Anksiyete bozuklukları ABD'de en sık görülen akıl hastalıklarıdır Amerika Anksiyete ve Depresyon Derneği'ne göre, anksiyete ülkede nüfusun yüzde 18'inden fazlası olan 40 milyon yetişkini etkilemektedir. Onunla savaşanlar, en kötü ihtimalle kaygının zayıflatıcı olabileceğini ve görünürde sonu olmadığını hissedebileceğini biliyorlar. Ancak Duyuşsal Bozukluklar Dergisi'nde yapılan yeni bir çalışma, endişeden kurtulmanın tamamen mümkün olduğunu söylüyor. Anahtar, birisine yaslanmak ve maneviyatınızı bulmaktır.

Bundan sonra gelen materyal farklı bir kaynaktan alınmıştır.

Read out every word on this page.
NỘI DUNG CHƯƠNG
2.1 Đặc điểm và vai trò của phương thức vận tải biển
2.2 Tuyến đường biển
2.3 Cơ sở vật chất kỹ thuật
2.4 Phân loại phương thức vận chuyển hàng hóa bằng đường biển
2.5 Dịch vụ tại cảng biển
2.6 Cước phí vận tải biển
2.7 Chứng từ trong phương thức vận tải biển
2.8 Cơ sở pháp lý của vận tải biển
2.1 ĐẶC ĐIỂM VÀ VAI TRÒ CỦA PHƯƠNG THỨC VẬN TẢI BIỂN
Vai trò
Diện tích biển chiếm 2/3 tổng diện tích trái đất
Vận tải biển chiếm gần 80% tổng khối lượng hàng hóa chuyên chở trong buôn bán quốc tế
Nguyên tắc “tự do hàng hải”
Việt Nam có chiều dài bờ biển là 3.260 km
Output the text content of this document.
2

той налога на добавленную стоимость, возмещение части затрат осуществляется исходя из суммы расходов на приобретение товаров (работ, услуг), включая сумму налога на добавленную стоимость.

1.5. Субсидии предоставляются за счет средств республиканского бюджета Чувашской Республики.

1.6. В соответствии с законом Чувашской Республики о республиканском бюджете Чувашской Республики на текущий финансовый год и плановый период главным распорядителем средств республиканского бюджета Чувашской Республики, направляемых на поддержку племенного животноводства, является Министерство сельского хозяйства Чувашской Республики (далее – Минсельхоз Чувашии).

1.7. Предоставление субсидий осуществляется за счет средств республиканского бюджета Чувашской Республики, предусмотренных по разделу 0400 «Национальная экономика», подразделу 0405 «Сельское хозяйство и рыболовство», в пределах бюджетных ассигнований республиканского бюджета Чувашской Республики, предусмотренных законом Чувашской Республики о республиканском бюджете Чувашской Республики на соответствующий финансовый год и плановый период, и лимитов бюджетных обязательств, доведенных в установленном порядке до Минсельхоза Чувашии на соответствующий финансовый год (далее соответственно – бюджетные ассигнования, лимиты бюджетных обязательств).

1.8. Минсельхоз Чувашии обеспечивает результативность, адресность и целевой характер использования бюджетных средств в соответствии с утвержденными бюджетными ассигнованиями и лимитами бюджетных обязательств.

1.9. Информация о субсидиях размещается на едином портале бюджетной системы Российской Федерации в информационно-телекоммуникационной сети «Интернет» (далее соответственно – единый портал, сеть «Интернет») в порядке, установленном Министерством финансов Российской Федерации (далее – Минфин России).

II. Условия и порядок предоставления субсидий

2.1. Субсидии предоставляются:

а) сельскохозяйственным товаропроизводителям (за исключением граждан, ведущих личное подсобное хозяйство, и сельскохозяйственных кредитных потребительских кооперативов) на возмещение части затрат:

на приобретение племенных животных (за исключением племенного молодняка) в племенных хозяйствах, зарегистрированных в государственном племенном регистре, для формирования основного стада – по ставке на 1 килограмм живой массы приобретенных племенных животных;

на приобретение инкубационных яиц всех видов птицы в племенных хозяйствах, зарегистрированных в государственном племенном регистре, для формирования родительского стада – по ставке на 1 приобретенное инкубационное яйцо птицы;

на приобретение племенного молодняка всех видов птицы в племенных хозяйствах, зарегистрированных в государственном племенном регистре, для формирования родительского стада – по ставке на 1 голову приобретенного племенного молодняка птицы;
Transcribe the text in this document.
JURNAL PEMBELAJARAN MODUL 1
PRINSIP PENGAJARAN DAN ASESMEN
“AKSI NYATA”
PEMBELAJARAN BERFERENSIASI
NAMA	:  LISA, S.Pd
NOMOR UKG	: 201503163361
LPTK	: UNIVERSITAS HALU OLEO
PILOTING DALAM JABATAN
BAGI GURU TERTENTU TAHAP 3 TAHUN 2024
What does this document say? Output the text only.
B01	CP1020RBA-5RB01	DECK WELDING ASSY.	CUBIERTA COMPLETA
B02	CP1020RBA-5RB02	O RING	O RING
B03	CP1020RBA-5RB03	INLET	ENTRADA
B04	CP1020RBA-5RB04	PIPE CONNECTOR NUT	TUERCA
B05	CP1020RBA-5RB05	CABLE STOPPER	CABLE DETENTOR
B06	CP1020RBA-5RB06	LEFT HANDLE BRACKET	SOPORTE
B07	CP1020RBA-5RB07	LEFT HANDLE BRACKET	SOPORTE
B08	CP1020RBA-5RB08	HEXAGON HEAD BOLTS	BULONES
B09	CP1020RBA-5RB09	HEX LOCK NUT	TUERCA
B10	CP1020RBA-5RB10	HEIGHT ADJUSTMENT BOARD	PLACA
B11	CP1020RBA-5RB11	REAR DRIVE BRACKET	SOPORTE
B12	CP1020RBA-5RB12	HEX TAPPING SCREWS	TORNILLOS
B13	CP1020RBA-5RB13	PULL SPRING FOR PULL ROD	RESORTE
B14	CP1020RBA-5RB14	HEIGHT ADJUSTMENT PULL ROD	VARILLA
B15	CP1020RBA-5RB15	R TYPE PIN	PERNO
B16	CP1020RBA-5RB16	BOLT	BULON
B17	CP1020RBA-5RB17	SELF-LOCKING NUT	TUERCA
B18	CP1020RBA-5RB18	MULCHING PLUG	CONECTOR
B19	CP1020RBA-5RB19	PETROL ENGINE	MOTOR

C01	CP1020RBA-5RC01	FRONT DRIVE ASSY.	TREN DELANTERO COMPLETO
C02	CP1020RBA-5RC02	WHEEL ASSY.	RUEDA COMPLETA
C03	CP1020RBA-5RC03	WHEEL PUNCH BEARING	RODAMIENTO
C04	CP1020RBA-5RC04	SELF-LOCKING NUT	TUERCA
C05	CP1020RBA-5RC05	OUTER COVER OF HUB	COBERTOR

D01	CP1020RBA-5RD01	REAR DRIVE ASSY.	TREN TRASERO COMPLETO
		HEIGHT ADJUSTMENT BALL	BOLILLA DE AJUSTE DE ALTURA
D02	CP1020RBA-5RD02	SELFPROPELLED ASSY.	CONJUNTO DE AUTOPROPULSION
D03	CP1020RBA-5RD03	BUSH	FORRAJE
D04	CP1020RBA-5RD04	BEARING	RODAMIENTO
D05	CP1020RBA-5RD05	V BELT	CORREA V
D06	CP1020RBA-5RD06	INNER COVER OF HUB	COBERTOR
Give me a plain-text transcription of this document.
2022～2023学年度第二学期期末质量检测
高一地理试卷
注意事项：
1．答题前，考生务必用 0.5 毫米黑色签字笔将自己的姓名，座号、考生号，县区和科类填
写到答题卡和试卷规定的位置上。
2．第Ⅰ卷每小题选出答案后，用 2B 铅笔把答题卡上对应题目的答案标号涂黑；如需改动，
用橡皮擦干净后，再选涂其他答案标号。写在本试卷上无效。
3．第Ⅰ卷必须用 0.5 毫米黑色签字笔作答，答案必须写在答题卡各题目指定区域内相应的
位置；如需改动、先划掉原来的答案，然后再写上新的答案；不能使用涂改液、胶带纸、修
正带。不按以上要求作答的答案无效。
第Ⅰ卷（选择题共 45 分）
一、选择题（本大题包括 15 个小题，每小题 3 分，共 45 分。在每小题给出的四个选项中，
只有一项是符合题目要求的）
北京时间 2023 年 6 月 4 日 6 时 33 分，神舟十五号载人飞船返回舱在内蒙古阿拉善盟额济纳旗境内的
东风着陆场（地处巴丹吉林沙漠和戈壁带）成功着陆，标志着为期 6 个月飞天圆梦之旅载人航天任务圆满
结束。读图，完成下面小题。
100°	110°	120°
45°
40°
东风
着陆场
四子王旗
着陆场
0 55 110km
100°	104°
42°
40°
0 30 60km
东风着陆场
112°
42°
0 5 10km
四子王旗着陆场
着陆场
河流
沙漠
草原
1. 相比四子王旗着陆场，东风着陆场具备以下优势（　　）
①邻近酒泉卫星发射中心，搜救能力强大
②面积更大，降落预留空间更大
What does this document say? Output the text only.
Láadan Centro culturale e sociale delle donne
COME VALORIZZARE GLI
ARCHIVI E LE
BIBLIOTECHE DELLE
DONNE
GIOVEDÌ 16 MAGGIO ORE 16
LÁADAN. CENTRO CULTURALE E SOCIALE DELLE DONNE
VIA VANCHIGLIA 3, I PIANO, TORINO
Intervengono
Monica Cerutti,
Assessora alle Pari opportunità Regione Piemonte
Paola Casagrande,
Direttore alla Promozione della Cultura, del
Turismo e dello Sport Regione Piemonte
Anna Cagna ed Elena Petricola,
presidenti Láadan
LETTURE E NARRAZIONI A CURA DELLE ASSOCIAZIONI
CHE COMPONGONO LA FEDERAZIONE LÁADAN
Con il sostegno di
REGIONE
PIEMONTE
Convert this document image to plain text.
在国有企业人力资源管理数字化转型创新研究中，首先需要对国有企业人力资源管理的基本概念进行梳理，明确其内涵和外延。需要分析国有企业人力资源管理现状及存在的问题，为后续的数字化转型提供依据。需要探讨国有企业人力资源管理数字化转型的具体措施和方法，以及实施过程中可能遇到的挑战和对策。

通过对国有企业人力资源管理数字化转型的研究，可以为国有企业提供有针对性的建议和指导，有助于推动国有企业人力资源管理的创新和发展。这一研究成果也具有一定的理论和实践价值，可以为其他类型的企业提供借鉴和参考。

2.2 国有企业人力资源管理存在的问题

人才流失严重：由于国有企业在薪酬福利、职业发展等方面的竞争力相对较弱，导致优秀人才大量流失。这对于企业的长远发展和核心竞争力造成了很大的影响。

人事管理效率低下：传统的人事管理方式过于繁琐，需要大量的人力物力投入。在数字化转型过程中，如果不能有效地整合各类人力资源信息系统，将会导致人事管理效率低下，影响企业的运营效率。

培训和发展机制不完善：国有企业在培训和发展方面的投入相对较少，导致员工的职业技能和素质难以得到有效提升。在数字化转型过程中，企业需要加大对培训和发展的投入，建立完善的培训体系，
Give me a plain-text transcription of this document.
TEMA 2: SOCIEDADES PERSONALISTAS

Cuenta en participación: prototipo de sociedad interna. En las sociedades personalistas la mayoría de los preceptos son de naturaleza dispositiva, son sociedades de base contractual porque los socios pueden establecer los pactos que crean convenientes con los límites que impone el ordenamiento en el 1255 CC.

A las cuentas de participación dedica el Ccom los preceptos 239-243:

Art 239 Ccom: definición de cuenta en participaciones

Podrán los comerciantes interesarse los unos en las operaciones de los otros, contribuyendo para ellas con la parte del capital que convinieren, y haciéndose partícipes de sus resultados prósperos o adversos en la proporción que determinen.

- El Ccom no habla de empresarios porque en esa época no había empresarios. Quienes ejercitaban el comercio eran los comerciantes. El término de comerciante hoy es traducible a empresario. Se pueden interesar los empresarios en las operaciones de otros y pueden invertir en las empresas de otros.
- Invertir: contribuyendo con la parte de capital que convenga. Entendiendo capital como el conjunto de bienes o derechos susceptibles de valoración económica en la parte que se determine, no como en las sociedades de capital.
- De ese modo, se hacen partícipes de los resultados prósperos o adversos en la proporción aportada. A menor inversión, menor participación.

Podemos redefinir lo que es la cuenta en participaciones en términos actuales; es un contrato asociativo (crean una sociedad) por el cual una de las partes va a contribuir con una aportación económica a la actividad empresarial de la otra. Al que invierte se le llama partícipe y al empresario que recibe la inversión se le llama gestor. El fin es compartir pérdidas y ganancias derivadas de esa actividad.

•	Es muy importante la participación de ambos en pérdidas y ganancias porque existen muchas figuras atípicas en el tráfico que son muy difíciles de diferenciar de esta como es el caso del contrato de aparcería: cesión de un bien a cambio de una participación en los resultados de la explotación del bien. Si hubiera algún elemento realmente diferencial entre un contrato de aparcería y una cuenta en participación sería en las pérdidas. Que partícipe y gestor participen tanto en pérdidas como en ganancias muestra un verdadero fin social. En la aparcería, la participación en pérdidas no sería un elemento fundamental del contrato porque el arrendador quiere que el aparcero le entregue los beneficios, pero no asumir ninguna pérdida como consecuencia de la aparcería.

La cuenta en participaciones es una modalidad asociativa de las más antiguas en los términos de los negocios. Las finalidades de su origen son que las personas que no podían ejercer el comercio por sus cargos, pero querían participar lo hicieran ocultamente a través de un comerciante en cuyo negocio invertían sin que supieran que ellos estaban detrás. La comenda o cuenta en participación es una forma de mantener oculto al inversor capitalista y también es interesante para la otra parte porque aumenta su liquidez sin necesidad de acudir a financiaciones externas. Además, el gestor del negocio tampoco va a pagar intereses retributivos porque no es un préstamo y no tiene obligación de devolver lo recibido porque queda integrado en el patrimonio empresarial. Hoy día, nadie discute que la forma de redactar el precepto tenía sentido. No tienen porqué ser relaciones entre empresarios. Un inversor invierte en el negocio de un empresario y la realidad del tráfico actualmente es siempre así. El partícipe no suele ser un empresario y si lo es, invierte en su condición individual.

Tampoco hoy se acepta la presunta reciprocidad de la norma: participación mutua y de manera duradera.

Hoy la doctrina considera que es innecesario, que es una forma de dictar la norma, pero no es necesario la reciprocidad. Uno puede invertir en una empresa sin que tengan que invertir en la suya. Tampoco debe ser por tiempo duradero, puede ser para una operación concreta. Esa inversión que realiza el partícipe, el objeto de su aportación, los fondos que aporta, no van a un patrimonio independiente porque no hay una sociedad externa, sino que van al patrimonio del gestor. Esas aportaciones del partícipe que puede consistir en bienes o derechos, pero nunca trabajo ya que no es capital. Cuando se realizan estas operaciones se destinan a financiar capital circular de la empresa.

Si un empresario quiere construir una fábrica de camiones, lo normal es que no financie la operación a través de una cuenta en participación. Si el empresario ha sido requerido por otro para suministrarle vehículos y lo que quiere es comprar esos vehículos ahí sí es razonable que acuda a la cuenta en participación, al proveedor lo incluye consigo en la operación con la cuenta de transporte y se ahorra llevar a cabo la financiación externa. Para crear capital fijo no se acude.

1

Toronto Üniversitesi'ndeki araştırmacılar, genel anksiyete bozukluğu (YAB) öyküsü olan 2.128 Kanadalı yetişkinin ulusal temsili bir örneğini incelediler ve yüzde 72'sinin en az bir yıl boyunca kaygısız olduğunu buldular. Katılımcıların yaklaşık yüzde 60'ı madde bağımlılığı, intihar düşünceleri veya depresyon gibi başka zihinsel sağlık veya bağımlılık sorunları olmadığını söyledi. Aslında yüzde 40'ı "mükemmel" ruh sağlığı durumunda olduklarını, yani geçen ay neredeyse günlük olarak mutlu olduklarını ve yüksek düzeyde sosyal ve psikolojik iyi hissettiklerini söyledi. Ayrıca, geçtiğimiz yıl herhangi bir akıl sağlığı sorunu yaşamamışlardır.
Araştırmacılar, tamamen kaygısız hissettiklerini bildirenlerde birkaç tanımlayıcı faktör buldular. Birincisi, hastalıkları hakkında güvenebilecekleri en az bir kişi olan insanların mükemmel zihinsel sağlıkta olma olasılıkları, sahip olmayanlara göre üç kat daha fazlaydı. Çalışmanın ortak yazarı Kandace Ryckman, "Bir sırdaştan uzanan sosyal destek, toparlanmayı teşvik edebilecek bir aidiyet ve öz-değer duygusu geliştirebilir." Dedi.
Çalışmanın baş yazarlarından biri olan Toronto Üniversitesi Yaşam ve Yaşlanma Enstitüsü Enstitüsü müdürü Esme Fuller-Thomson'a göre, bulgular “uzun yıllardır rahatsızlıktan muzdarip olanlar arasında bile tam iyileşme mümkün.”
Sonuçlarının ayrıca "akıl hastalığından kurtulma ile daha yüksek güce inanç arasında güçlü bir bağlantı" olduğunu kanıtladığını belirtti. Katılımcılar arasında, günlük zorluklarla başa çıkmak için dine veya maneviyata yönelenlerin, mükemmel zihinsel sağlığa sahip olma olasılığı, sahip olmayanlara göre yüzde 36 daha fazlaydı.
Akıl sağlığına zarar veren diğer faktörlerden bazıları uykusuzluk, sosyal izolasyon ve zayıf fiziksel sağlık öyküsüdür.
Bu yeni çalışma, kaygının oldukça tedavi edilebilir bir hastalık olduğunu kanıtlamaktadır. Ancak ne yazık ki, birçok insan akıl hastalığının çevresindeki sosyal damgalanma nedeniyle profesyonel yardım almaktan kaçınıyor. Umarım, bu bulgular kendi başlarına endişe ile uğraşan herkese yardım istemek, onlara yakın olanlara güvenmek ve manevi olarak bağlantı kurmak için bir şeyler bulmak için ilham verecektir. Tamamen iyileşmek için ihtiyaçları olan bu olabilir.